Has the trend to a more student-friendly textbook, replete with colourful visual content, and broken up into the print equivalent of short sound bites, been a positive one? One well-known critic of progressive educators does not believe so. J.L. Granatstein, in Who Killed Canadian History?, has bemoaned the fact that a certain textbook familiar to him had been noticeably glitzed up in appearance but watered down in language and detail between its first and third editions (p. 39). Granatstein is determinedly old school, in that he continues to insist that factual content is important, and chronology is vital. Not for him a present-minded issues approach that begins and ends with the present. Nevertheless, the two books featured in this review have managed to retain a fair amount of factual information, have not abandoned their chronological integrity, and yet have managed to integrate a skills-based approach that trains students in how to do history, all the while presenting the course material in a lively and challenging fashion. This is no small achievement, and both author teams deserve credit for blending the traditional and progressive approaches to history so skilfully.

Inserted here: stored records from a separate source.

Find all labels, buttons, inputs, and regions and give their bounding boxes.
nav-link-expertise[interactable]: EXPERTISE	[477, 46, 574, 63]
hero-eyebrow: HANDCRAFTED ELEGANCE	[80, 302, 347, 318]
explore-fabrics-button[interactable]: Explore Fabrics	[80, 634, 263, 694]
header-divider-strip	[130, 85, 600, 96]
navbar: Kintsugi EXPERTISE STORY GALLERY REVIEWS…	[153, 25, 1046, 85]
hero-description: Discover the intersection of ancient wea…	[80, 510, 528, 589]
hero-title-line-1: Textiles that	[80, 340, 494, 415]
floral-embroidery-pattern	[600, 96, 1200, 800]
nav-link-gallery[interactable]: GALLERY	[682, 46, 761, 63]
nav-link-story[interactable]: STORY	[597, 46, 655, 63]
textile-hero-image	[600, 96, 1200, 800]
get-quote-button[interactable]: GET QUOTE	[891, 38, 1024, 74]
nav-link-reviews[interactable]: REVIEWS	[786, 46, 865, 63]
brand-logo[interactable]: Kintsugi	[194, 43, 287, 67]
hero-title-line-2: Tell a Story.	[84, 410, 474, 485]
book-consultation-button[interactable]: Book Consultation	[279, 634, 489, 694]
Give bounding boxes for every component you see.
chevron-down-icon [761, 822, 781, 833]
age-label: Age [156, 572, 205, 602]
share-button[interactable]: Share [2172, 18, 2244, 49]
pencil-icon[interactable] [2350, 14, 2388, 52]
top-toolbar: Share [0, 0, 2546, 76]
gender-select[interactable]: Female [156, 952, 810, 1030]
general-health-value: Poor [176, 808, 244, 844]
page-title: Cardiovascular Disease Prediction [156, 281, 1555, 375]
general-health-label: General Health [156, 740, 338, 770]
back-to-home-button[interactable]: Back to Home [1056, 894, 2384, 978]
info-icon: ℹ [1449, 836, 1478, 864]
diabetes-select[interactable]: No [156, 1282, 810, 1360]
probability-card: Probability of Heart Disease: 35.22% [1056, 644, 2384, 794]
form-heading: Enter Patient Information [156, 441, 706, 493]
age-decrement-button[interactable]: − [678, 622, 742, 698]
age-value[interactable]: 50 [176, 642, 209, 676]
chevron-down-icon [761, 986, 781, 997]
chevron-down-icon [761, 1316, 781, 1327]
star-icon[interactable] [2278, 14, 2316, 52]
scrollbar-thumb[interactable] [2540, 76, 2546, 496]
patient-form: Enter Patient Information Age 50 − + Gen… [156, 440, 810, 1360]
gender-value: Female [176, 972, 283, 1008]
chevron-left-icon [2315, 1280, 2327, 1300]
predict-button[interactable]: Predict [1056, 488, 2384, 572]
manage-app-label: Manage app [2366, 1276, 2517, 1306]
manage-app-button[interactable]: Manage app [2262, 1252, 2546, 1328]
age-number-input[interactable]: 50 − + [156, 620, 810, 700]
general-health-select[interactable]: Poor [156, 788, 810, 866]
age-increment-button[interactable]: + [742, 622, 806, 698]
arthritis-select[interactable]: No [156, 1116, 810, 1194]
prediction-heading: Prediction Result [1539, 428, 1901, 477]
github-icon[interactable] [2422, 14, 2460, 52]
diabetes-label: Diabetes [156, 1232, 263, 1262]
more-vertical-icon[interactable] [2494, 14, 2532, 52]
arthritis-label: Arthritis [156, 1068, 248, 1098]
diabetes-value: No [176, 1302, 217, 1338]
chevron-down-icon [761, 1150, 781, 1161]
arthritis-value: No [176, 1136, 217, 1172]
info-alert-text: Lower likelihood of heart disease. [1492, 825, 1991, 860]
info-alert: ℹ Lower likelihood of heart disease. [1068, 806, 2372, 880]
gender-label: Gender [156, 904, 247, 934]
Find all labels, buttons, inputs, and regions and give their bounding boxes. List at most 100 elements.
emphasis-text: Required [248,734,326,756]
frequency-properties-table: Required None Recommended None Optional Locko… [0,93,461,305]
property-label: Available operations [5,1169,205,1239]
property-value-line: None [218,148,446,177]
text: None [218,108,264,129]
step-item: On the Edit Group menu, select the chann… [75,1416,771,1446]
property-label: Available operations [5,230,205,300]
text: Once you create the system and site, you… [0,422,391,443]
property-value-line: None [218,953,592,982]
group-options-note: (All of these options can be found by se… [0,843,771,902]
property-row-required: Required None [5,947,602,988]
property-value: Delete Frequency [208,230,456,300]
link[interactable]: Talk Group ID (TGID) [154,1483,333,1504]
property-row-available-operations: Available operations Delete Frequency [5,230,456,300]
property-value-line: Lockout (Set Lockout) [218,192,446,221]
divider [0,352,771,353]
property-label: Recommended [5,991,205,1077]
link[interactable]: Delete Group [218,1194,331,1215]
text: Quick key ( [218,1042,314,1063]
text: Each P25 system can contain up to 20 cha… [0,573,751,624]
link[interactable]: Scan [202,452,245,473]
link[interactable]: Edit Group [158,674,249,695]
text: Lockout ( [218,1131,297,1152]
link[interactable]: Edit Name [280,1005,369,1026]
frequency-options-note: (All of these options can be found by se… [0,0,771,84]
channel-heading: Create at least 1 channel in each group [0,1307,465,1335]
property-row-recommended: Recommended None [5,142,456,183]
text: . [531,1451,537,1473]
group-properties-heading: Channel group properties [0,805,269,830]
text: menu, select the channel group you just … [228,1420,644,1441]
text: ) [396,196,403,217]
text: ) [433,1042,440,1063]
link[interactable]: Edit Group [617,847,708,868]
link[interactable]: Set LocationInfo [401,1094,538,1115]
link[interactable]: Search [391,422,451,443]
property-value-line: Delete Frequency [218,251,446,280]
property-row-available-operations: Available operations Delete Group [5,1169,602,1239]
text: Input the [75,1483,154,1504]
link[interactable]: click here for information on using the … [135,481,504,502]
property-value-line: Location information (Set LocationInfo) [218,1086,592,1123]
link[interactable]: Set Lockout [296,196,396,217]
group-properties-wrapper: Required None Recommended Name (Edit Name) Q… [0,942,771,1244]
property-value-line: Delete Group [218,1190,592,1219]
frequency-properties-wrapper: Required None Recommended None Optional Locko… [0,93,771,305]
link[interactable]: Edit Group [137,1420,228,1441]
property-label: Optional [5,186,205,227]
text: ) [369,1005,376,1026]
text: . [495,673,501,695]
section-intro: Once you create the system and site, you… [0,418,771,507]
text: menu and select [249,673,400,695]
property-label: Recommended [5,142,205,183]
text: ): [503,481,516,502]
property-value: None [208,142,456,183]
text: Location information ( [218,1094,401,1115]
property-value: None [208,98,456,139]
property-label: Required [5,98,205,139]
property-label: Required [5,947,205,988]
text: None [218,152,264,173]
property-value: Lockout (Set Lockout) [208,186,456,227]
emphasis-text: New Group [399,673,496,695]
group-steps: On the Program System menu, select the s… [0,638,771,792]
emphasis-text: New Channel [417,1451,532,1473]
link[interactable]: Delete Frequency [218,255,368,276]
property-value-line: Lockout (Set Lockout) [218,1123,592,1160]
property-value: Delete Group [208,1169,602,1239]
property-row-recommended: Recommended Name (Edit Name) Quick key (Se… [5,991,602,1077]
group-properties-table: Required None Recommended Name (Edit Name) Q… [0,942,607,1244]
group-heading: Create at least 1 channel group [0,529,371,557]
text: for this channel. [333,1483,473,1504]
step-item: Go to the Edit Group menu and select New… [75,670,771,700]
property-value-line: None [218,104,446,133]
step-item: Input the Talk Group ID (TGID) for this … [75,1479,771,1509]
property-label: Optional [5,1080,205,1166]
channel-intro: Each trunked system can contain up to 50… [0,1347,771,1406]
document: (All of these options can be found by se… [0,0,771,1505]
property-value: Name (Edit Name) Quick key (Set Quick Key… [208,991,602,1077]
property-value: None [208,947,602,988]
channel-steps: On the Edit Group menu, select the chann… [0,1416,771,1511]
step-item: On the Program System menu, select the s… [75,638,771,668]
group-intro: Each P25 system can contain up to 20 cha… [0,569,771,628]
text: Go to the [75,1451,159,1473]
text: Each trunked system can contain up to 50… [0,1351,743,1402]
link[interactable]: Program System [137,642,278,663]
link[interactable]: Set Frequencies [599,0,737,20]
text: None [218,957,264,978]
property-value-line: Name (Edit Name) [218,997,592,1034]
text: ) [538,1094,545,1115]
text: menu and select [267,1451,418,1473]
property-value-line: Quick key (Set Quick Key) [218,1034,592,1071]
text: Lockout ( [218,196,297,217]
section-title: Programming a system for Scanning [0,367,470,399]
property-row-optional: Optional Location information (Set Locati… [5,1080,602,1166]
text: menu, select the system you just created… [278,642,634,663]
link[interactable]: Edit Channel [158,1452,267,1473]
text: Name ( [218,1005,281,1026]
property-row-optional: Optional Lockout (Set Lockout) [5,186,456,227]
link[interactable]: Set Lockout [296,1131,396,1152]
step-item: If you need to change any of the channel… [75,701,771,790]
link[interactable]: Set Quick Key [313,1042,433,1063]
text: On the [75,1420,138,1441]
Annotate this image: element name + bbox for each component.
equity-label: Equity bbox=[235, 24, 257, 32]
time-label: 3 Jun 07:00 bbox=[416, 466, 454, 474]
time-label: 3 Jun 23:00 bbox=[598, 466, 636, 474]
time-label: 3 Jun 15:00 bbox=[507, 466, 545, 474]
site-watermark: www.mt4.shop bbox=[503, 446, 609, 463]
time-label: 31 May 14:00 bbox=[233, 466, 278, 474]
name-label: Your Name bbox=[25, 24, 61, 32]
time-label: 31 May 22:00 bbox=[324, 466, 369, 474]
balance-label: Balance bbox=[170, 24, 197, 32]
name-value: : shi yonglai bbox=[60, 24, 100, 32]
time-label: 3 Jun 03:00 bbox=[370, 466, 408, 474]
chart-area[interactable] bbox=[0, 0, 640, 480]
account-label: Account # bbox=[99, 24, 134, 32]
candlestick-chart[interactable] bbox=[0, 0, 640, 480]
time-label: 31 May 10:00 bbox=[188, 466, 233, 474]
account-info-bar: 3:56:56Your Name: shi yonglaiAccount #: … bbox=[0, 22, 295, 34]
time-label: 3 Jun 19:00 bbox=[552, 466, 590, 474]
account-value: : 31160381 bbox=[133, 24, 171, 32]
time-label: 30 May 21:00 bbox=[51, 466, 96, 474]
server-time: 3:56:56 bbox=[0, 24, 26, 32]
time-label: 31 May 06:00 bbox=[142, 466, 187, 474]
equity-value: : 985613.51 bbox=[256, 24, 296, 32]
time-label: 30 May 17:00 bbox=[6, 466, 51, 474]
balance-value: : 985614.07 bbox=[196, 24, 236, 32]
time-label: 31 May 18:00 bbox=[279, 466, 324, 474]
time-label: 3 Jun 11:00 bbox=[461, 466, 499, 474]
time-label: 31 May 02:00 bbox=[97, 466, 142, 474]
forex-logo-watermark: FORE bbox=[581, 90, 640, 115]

Assuming the curriculum guidelines stay the same, what should the authors and publishers be doing for the next edition of these books? For starters, they should continue to look for ways to dovetail the print-oriented textbook with burgeoning Internet resources. Specific website references that are integrated into the flow of the textbook will promote meaningful investigation, and discourage aimless fishing trips on the web. Secondly, the skills components can be more overtly and systematically woven through the content of the textbooks, possibly arranged in such a way that simple skills from previous years can be practised again, then developed into more complex ones as the students move through the book. Thirdly, more thought can be given to the values potential of history, in particular the opportunities for values clarification and values analysis exercises. Admittedly, the Ontario curriculum guidelines for this grade are largely silent on values, so the authors have had to tread carefully here. Finally, new discoveries and interpretations from academic historians must continually be woven into the fabric of the text, so that the students, and their teachers, are exposed to the best and most recent syntheses of our country’s history. Otherwise, a text can easily become outdated.
That there will be a need for new editions of these textbooks, I have no doubt. Just as print newspapers have survived the arrival of the radio, then television, and now the Internet, so print textbooks will continue to play a useful, albeit modified, role in the schools of the future. These two books under review represent the current state of the art in textbook technology, and properly updated, should continue to inform, stimulate and challenge Canadian students, well into the future.
Granatstein, J.L. (1998). Who Killed Canadian History? Toronto: HarperCollins.
Larry A. Glassford – Faculty of Education. University of Windsor. Windsor, Ontario.